When Surf Expo opens in Orlando on January 10, its newest section won’t be devoted to long boards or flip-flops. The Bluewater Exhibit has about 30 displays from the fishing industry, including names like AFTCO, Guy Harvey and Bimini Bay Outfitters.
“We’re seeing a trend of Millennials who do multiple activities like surfing, wakeboarding, kite-surfing and paddle-boarding,” says Kenneth Andres, the show’s sales manager. “We’ve also discovered that 65 percent of the retailers who visit the show carry lines that go beyond surfing and extend into a more coastal lifestyle experience.”

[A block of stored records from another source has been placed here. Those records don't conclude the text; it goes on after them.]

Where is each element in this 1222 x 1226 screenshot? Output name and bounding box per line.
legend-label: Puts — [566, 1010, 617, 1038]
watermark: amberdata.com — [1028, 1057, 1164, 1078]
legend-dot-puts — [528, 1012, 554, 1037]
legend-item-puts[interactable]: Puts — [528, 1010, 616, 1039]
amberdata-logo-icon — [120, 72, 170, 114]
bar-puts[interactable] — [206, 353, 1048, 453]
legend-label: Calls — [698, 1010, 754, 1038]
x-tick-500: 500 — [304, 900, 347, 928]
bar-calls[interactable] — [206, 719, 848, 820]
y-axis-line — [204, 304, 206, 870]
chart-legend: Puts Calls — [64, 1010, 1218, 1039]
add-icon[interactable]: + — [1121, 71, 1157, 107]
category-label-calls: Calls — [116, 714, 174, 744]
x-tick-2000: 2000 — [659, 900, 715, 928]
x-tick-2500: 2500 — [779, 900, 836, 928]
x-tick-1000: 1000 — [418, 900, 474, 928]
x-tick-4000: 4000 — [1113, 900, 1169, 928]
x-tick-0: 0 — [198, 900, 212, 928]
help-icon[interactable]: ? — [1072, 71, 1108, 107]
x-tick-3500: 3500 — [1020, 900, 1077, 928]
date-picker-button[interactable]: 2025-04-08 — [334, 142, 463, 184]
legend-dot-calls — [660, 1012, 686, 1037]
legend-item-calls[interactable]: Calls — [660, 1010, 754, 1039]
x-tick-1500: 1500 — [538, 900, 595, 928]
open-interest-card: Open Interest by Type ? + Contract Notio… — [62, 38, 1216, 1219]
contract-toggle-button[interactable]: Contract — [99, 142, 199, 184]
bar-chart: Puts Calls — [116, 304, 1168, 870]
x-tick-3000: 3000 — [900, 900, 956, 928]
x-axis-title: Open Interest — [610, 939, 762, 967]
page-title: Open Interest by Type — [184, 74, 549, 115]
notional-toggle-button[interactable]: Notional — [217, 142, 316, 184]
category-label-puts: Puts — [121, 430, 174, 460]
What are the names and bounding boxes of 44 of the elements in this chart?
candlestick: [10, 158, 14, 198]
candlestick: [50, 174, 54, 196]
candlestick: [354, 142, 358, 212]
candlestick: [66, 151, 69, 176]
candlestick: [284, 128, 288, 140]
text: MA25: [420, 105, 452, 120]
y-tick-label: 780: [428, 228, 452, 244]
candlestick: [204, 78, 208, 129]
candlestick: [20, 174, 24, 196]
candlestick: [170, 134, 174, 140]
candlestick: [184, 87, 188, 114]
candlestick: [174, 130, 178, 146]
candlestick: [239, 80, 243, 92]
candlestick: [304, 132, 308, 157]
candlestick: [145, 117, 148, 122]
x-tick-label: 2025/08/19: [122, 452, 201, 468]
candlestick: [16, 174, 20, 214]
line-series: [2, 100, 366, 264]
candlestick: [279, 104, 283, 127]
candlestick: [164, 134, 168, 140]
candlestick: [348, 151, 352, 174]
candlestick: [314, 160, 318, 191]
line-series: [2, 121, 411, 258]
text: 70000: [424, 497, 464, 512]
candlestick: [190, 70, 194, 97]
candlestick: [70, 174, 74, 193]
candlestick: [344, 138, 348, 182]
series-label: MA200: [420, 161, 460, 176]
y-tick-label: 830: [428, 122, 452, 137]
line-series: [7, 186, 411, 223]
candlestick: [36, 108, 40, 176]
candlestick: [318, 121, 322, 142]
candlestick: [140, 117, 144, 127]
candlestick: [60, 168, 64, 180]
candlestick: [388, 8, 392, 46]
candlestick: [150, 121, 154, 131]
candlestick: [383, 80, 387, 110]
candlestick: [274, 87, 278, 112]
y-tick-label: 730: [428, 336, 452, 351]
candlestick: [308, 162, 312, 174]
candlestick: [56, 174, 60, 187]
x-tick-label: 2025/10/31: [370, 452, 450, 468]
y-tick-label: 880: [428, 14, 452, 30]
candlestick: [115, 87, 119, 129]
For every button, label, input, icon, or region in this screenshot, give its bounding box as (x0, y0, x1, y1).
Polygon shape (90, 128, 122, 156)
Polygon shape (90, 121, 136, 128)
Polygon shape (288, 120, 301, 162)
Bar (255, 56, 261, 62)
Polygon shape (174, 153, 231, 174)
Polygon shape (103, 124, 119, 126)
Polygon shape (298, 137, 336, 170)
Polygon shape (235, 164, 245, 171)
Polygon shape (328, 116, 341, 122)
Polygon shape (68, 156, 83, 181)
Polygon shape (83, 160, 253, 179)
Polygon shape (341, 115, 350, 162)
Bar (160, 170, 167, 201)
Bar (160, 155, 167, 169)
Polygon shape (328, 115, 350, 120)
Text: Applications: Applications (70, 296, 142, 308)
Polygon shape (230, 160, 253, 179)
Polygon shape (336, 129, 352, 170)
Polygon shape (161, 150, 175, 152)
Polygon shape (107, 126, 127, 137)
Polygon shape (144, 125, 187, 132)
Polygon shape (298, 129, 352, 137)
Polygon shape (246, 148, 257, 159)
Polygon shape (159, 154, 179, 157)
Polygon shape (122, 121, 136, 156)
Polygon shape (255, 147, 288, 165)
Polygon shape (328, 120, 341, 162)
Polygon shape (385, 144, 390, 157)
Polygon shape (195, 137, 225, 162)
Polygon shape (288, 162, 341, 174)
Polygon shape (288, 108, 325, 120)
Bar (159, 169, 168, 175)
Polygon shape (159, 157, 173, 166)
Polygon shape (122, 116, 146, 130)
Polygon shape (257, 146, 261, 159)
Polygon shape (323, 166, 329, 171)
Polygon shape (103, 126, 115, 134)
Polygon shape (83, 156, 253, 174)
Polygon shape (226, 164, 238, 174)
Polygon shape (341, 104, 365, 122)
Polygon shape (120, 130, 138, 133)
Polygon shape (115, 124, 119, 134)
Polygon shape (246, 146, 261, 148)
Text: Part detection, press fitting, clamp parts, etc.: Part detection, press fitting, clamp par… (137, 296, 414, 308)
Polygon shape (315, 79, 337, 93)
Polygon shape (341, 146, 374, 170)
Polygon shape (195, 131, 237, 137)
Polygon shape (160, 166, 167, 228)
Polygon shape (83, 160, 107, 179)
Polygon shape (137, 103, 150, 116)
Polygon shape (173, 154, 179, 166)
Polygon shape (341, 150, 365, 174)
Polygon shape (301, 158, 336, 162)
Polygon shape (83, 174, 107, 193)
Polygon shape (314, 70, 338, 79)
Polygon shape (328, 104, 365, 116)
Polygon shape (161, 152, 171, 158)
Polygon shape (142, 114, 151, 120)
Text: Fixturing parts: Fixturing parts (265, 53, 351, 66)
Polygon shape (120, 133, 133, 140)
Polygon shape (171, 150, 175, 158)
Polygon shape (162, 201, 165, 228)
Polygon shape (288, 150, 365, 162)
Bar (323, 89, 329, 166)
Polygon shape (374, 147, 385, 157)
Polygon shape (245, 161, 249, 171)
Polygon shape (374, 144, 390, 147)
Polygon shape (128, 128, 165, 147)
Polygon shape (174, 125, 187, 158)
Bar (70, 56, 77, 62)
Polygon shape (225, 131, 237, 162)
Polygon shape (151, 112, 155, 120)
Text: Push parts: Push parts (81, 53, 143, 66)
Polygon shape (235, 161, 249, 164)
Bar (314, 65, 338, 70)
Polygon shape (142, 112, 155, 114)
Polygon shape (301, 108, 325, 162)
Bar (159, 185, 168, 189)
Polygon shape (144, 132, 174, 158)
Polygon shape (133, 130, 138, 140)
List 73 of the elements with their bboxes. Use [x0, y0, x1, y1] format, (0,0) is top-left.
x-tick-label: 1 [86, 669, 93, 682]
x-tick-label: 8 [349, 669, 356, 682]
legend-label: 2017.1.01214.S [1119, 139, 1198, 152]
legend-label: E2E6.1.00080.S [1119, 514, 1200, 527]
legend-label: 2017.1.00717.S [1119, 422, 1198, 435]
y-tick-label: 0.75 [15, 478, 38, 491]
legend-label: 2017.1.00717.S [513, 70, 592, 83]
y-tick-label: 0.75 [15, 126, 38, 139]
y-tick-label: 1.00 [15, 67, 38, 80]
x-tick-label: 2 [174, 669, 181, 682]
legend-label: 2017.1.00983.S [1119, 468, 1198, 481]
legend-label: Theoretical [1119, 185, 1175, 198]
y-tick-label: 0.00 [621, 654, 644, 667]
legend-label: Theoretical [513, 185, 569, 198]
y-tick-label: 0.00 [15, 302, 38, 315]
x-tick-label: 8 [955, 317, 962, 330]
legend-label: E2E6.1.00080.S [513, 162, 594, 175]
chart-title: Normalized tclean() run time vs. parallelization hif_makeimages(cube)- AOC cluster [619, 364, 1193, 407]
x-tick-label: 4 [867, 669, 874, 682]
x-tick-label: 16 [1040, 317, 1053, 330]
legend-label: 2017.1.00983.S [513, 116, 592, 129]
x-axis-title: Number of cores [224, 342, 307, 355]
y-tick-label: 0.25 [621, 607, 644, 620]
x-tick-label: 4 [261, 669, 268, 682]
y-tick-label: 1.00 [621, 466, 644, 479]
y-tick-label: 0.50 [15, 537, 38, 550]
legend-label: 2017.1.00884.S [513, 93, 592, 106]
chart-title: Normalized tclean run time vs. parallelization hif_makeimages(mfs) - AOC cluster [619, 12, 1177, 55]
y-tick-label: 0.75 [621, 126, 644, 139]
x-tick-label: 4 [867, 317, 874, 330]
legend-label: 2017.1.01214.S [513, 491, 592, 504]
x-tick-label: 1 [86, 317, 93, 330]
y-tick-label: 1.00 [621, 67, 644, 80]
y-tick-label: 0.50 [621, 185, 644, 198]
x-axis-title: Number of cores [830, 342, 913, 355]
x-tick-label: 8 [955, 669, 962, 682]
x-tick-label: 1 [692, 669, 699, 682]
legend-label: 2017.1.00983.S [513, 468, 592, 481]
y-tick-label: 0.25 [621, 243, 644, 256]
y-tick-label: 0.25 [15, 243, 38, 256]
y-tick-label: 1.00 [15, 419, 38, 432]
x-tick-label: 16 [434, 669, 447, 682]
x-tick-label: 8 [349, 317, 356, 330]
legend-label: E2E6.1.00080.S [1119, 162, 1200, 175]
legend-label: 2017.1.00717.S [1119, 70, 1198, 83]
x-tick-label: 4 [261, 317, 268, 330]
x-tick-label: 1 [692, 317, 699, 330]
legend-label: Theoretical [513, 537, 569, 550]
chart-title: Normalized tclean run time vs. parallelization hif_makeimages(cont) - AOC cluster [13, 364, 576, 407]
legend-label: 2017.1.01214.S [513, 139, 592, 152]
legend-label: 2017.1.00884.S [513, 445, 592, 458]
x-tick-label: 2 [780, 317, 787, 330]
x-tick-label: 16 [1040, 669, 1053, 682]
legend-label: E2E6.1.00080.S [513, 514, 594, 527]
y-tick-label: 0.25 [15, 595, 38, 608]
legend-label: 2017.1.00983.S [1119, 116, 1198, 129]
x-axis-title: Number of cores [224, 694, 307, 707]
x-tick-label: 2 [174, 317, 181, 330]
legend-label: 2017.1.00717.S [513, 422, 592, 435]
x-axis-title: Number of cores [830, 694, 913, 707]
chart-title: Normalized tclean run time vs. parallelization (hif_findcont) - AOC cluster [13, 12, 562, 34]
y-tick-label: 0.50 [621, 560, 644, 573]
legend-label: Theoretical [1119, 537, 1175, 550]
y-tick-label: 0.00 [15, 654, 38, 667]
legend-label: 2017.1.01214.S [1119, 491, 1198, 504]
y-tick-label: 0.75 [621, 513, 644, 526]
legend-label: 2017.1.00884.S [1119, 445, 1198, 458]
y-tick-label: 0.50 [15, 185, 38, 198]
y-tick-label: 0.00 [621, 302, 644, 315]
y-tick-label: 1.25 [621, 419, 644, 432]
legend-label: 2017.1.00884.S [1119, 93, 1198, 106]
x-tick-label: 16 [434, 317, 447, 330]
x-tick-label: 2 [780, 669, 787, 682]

Surf Expo has always had a small group of clothing outfitters from the fishing industry, but Andres decided to formalize it a year ago by launching the Bluewater Section. Last January was relatively quiet, but the section quickly gained steam in the September edition of the show with the addition of more clothing company as well as boatbuilders like Moomba, Supra, Malibu, Heyday and Hell’s Bay Boatworks, which displayed new models. Volvo Penta also displayed its forward drive that was designed for wake-surfing.
The builders won’t be at the January event, mainly because they are preparing for the Miami show, but Andres says that the rest of the surf industry will be attending, looking for soft goods for the spring. “This isn’t a big show for the media, so it gives the retailers time to visit the exhibitors and talk about business,” he says.
Andres, who managed the ICAST fishing equipment show for 10 years, sees a natural crossover between the surfing, wakeboarding and fishing industries, since the participants have a natural affinity to the water. “These groups all tend to be conservation-minded, and unfortunately, the surfing community is only realizing now that there are groups like Captains for Clean Water on the fishing side,” he says.
“It’s not just about surf anymore. It’s about watersports, boating and the coastal lifestyle,” adds Chris Peterson, president of Hell’s Bay Boatworks. “Even the most surfboard-oriented shops sell all sorts of products, like hats and different types of gear. That is the way they are going to survive, by offering a broad base of products.”
Andres expects the number of boating and fishing exhibitors to grow 15 to 20 percent year to year. “After 12 months, the Bluewater exhibit space has doubled,” he says. “We’ll continue to see that as guys in the boating and fishing industries realize they can get new eyes on their accessories and soft goods.”
The show runs at the Orlando Convention Center from January 10-12.